Sources told Times of Malta that the delays were caused because police had to await hospital certification of the accident victim’s injuries before a magisterial inquiry could be launched and the road eventually cleared.
The crash occurred at around 3.30am and forced a temporary closure of a northbound section of Regional Road in Santa Venera. It took until 6am - more than two hours - for the 22-year-old victim's injuries to be officially certified as serious.
At that point, a magisterial inquiry could begin. The onsite assessment was then completed at around 9.15am, by which time, commuters had faced hours-long delays, even giving up and turning back to work from home.
Civil Protection Department officials helped pull the crash victim out of the wreckage and he was rushed to Mater Dei Hospital. But nothing on the scene of the accident could be touched until the certification of the nature of his injuries was in hand, and both lanes remained closed to traffic in the rush hour.
“We cannot move anything, even though we would like to clear up the road as soon as possible, until we know the nature of the injuries – serious, grievous, or slight,” the police explained.
If certified “serious”, meaning in danger of loss of life, the vehicle remains onsite for a magisterial inquiry to be held and the duty magistrate engages the experts.
In Monday morning’s case, this was launched at around 6am, once emergency doctors had assessed the injuries of the Naxxar man, who was immediately operated on and lengthy CT scans carried out.
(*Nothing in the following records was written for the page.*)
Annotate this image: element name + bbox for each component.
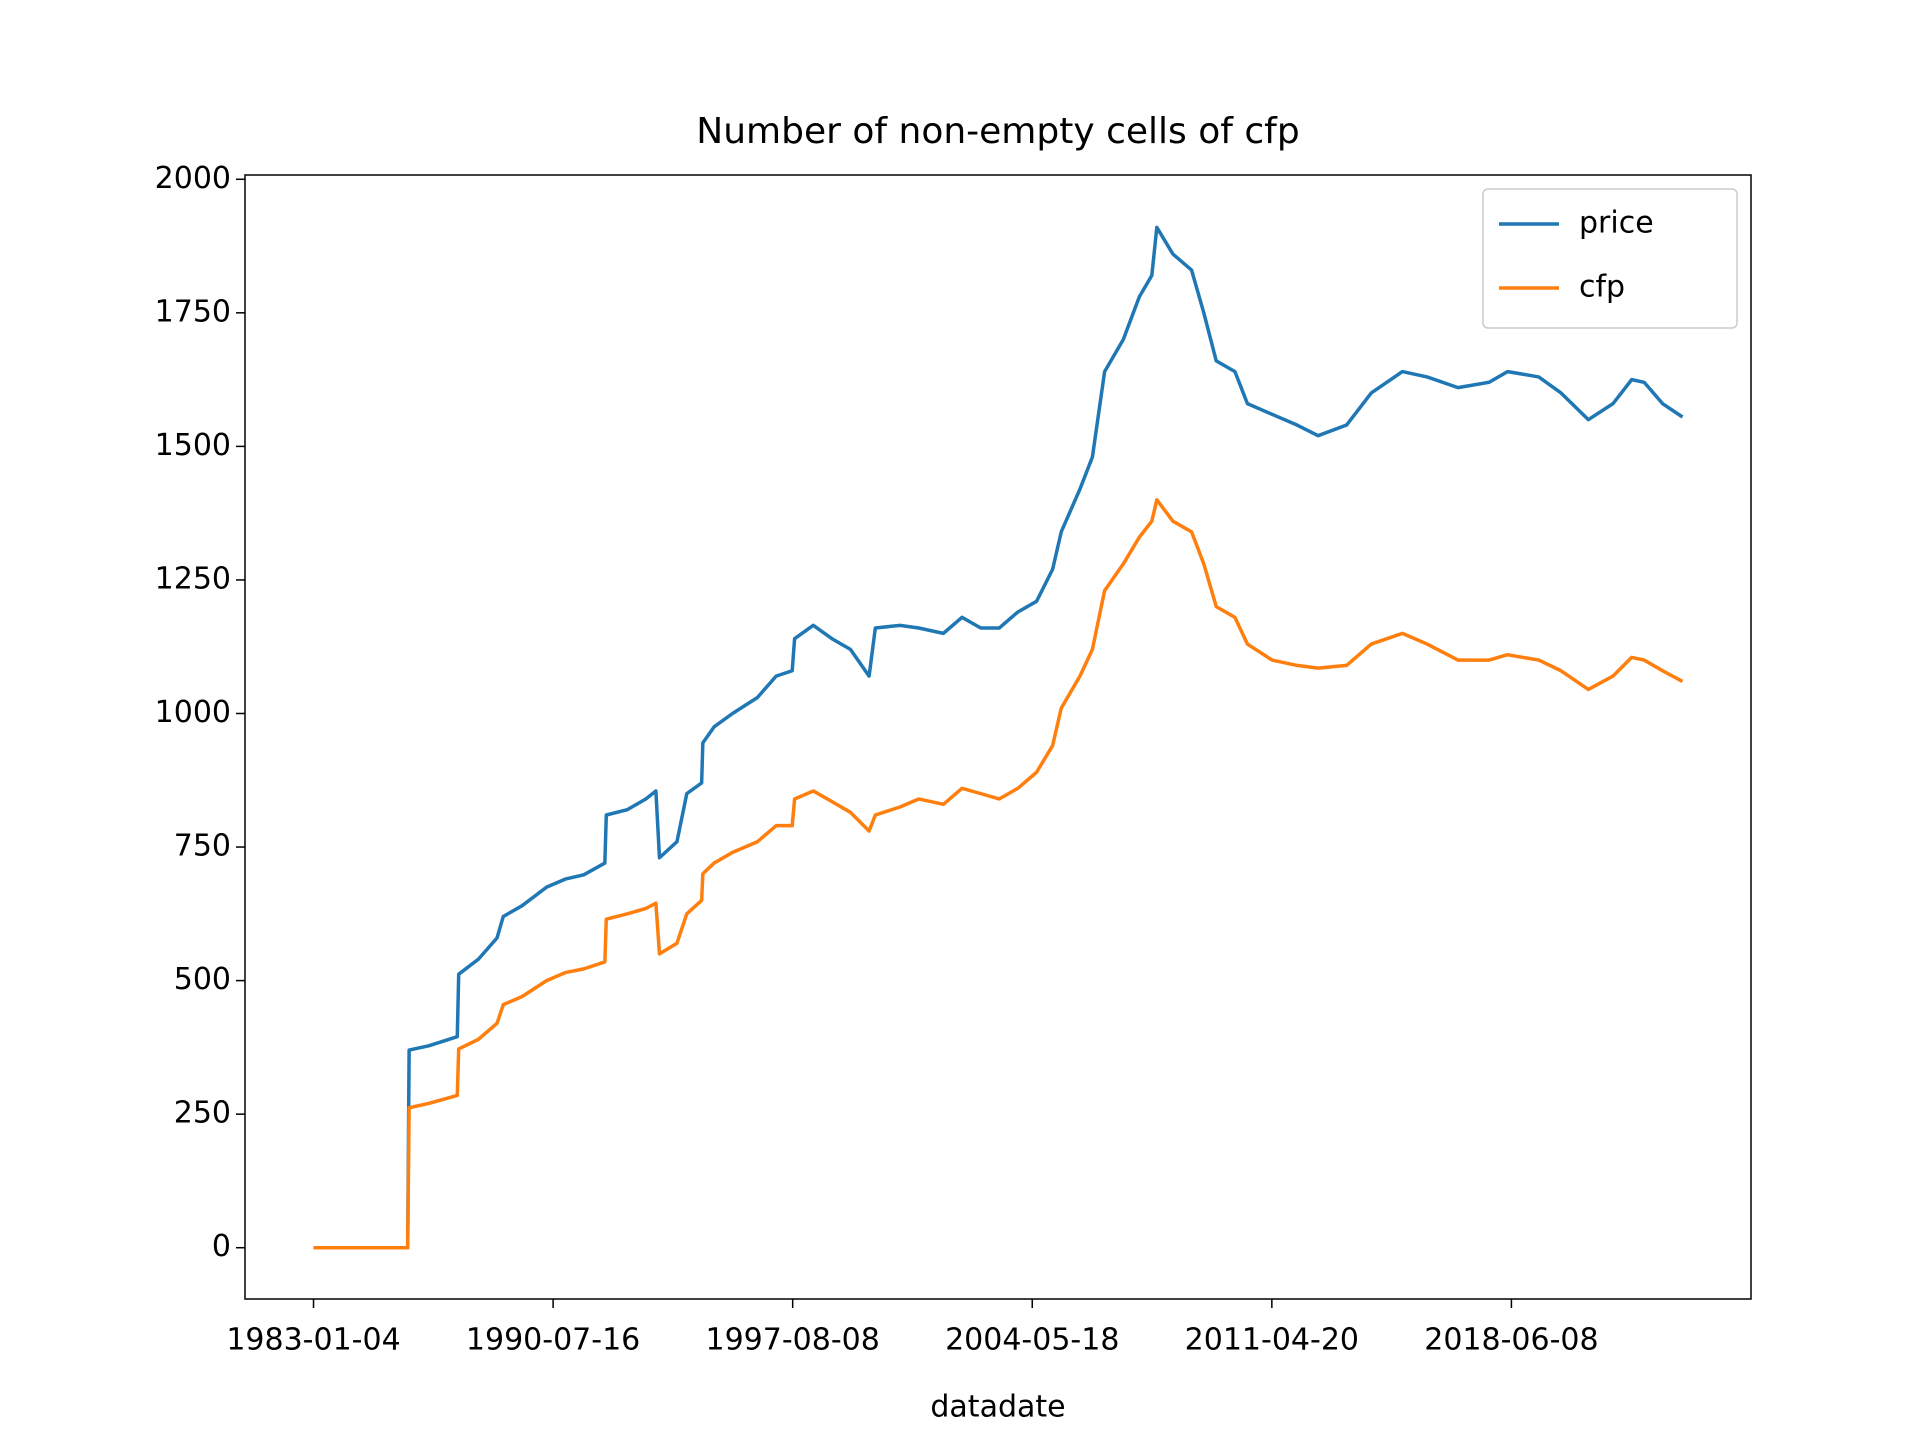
legend-label: price xyxy=(1579,206,1654,241)
x-tick-label: 2004-05-18 xyxy=(945,1323,1119,1358)
y-tick-label: 1000 xyxy=(155,695,231,730)
x-axis-label: datadate xyxy=(930,1390,1065,1425)
x-tick-label: 2011-04-20 xyxy=(1185,1323,1359,1358)
chart-title: Number of non-empty cells of cfp xyxy=(696,111,1299,152)
plot-frame xyxy=(244,174,1752,1300)
x-tick-label: 2018-06-08 xyxy=(1424,1323,1598,1358)
x-tick-label: 1983-01-04 xyxy=(226,1323,400,1358)
y-tick-label: 500 xyxy=(174,962,231,997)
y-tick-label: 0 xyxy=(212,1229,231,1264)
x-tick-label: 1990-07-16 xyxy=(466,1323,640,1358)
y-tick-label: 1250 xyxy=(155,561,231,596)
y-tick-label: 750 xyxy=(174,829,231,864)
line xyxy=(313,225,1684,1250)
line xyxy=(313,498,1684,1250)
legend-label: cfp xyxy=(1579,270,1625,305)
y-tick-label: 2000 xyxy=(155,161,231,196)
y-tick-label: 250 xyxy=(174,1096,231,1131)
x-tick-label: 1997-08-08 xyxy=(706,1323,880,1358)
y-tick-label: 1750 xyxy=(155,294,231,329)
y-tick-label: 1500 xyxy=(155,428,231,463)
“We do not assess injuries,” the police insisted, adding, however, that delays with issuing of the hospital certification were unavoidable, given that the doctors had to be certain of the injuries and were focused on saving lives.
Comparing Monday’s car accident to the serious crash in Mrieħel the day before – which also saw the main thoroughfare closed from both directions for almost four hours – the police pointed out that the impact on the traffic was very different and there was no public outcry.
This depended on the location, time and day of the accident, they said. Being a Sunday, it did not cause chaos.
On Monday morning, however, motorists reported long tailbacks as vehicles in the area were stuck in traffic for hours.
The chaos also caused Finance Minister Clyde Caruana to turn up an hour-and-a-half late to a Chamber of Commerce business breakfast debate because the commute took him two hours.
Frustrated commuters reported how the usual 10-minute trips from Żebbuġ to Qormi had stretched into two-hour drives, while Mater Dei staff meant to clock in at 7am were still in traffic by 9am.
According to traffic updates, at 8am, there was still a “total gridlock from south to north”, affecting major arteries and causing long delays. But congestion was expected to ease off at around 10am once the Regional Road was opened again.